His op-ed appears in the Columbus Dispatch:
I have come to believe that if two people are prepared to make a lifetime commitment to love and care for each other in good times and in bad, the government shouldn’t deny them the opportunity to get married.
That isn’t how I’ve always felt. As a congressman, and more recently as a senator, I opposed marriage for same-sex couples. Then something happened that led me to think through my position in a much deeper way.
Two years ago, my son Will, then a college freshman, told my wife, Jane, and me that he is gay. He said he’d known for some time, and that his sexual orientation wasn’t something he chose; it was simply a part of who he is. Jane and I were proud of him for his honesty and courage. We were surprised to learn he is gay but knew he was still the same person he’d always been. The only difference was that now we had a more complete picture of the son we love.
At the time, my position on marriage for same-sex couples was rooted in my faith tradition that marriage is a sacred bond between a man and a woman. Knowing that my son is gay prompted me to consider the issue from another perspective: that of a dad who wants all three of his kids to lead happy, meaningful lives with the people they love, a blessing Jane and I have shared for 26 years.

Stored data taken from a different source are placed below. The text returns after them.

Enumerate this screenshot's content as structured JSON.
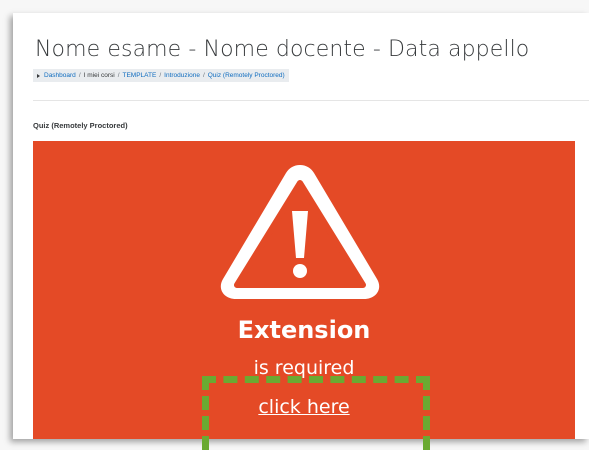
{
  "page": {
    "title": "Nome esame - Nome docente - Data appello"
  },
  "breadcrumb": {
    "items": [
      {
        "label": "Dashboard",
        "link": true
      },
      {
        "label": "I miei corsi",
        "link": false
      },
      {
        "label": "TEMPLATE",
        "link": true
      },
      {
        "label": "Introduzione",
        "link": true
      },
      {
        "label": "Quiz (Remotely Proctored)",
        "link": true
      }
    ],
    "separator": "/"
  },
  "activity": {
    "label": "Quiz (Remotely Proctored)"
  },
  "banner": {
    "background": "#e44a26",
    "icon": "warning-triangle-icon",
    "heading": "Extension",
    "subheading": "is required",
    "link_label": "click here"
  },
  "annotation": {
    "color": "#6aaa32",
    "style": "dashed"
  }
}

I wrestled with how to reconcile my Christian faith with my desire for Will to have the same opportunities to pursue happiness and fulfillment as his brother and sister. Ultimately, it came down to the Bible’s overarching themes of love and compassion and my belief that we are all children of God.
Well-intentioned people can disagree on the question of marriage for gay couples, and maintaining religious freedom is as important as pursuing civil marriage rights. For example, I believe that no law should force religious institutions to perform weddings or recognize marriages they don’t approve of.